I am not a lawyer, but I think that if shooting had stopped at a shooting range and protestor(s) stood in front of the targets, anyone shooting them would be committing a crime.
Allow me to not reply to both posts with the same answer.
That is what I started reading too at the beginning of the article. However, if you continue reading the article the way the author presents this as a conspiracy/epidemic across the U.S: drivers choose to find themselves in protests and drive through them.
The author even when quoting instances where the police was present (as implied or indicated by the author) reported the actions as reasonable, takes the judicial stand and deems them unlawful. That is not professional and not proper journalism.

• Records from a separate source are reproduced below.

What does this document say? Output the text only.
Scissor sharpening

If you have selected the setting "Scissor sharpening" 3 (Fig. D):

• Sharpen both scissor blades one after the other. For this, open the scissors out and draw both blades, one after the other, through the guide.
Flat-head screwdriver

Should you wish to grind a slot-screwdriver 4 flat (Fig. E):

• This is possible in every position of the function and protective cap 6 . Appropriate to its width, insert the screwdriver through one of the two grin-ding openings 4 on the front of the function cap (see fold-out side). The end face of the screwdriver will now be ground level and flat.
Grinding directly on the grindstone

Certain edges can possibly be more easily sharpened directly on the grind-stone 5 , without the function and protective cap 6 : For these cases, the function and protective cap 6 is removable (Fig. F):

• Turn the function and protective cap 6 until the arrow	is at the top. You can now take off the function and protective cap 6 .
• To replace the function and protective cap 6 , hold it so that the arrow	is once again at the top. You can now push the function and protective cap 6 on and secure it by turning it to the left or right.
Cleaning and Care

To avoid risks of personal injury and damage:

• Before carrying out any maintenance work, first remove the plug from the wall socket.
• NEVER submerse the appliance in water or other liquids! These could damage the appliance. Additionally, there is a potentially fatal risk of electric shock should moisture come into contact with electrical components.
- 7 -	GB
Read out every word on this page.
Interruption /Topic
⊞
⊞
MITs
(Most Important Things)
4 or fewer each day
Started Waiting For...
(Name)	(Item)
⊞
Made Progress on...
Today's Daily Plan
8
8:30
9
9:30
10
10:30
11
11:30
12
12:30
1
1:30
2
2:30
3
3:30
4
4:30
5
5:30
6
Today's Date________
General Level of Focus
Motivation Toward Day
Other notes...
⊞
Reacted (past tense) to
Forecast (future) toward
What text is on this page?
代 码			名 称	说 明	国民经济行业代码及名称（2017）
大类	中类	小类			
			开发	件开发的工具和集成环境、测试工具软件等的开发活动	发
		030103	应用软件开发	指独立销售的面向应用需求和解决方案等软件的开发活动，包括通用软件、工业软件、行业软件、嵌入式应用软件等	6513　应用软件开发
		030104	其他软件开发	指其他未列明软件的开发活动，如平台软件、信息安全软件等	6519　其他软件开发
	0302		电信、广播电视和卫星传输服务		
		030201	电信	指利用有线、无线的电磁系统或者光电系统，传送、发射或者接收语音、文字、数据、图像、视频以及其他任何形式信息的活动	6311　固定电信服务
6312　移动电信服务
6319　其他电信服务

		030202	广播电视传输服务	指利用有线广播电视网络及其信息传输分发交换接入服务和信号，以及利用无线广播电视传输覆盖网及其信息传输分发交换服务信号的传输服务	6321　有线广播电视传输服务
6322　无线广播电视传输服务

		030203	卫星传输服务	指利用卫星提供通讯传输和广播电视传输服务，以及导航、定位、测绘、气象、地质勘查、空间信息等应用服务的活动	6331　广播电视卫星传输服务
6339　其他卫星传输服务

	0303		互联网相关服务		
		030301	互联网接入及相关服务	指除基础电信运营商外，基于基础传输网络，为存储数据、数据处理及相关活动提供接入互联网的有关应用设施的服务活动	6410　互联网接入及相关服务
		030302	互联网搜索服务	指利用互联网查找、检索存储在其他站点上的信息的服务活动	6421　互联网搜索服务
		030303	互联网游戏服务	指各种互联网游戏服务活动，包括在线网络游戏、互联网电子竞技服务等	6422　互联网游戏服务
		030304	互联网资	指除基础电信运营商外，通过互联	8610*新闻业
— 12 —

> “I think about the fact that, in May and June of last year, we have this intense ... creation of fear about these peaceful demonstrations,” said Shannon Hiller, director of the Bridging Divides Initiative at Princeton University. “That creates targets of opportunity and fear.”
While this is a common happenstance unfortunately worldwide when a roadblock happens and a crowd "meets" a car, as acknowledged by the author (so I am also going to skip citation here I guess), it is presented via a different viewpoint by the author. Where I am from (Greece), farmers when taking over highways use tractors to do so and place warnings ahead of the roadblock -- for that reason. So I find it weird, that U.S. drivers are just maniacs that are out to get the protestors. Nobody is claiming that some of the drivers are not in the wrong, but there is a huge unsupported leap to "this is an epidemic and a conspiracy of serial killers." (Added a bit of an emotionally written claim here on purpose, just to stress my later point below.)
Why is the simpler: a lot of highway demonstrations started happening leading to more such unfortunate occurrences not being refuted by the author? (That would still have been a problem that needs to be addressed but less of a clickbait claim.)
Further on: while the author presents cases where the police and prosecution chose to prosecute and indict the drivers, in all of the instances and examples where they did not, the journalist with little explanation contemns the action.
Every mention of drivers claiming fear for their lives or some other defense is too succinct, and presented with a dismissive tone and does not attempt to provide that vantage point. (I had to go through those passages twice just to make sure I am not misreading.) Having experience in demonstrations I find it hard to believe. If it stayed peaceful, refutation can at least be attempted of drivers self-defense.
Finally, there is multiple mention of researchers and related evidence/police reports, yet they are not cited (even if informal/work in progress, they should be).
There is a heavy emotional and sensationalist element in the article, and little legal perspective or documentation provided. More facts that are more objective would be desirable.
P.S. As my last point, I know it might sound too much, but take from someone with some experience in demonstrations: be smart and do not use your body as a roadblock to a car when mob mentality is involved. It is really hard and a science to keep sanity and calmness during a demonstration: there is always at least one group from the multiple involved (incl. the police) that wants fear or anger to spread.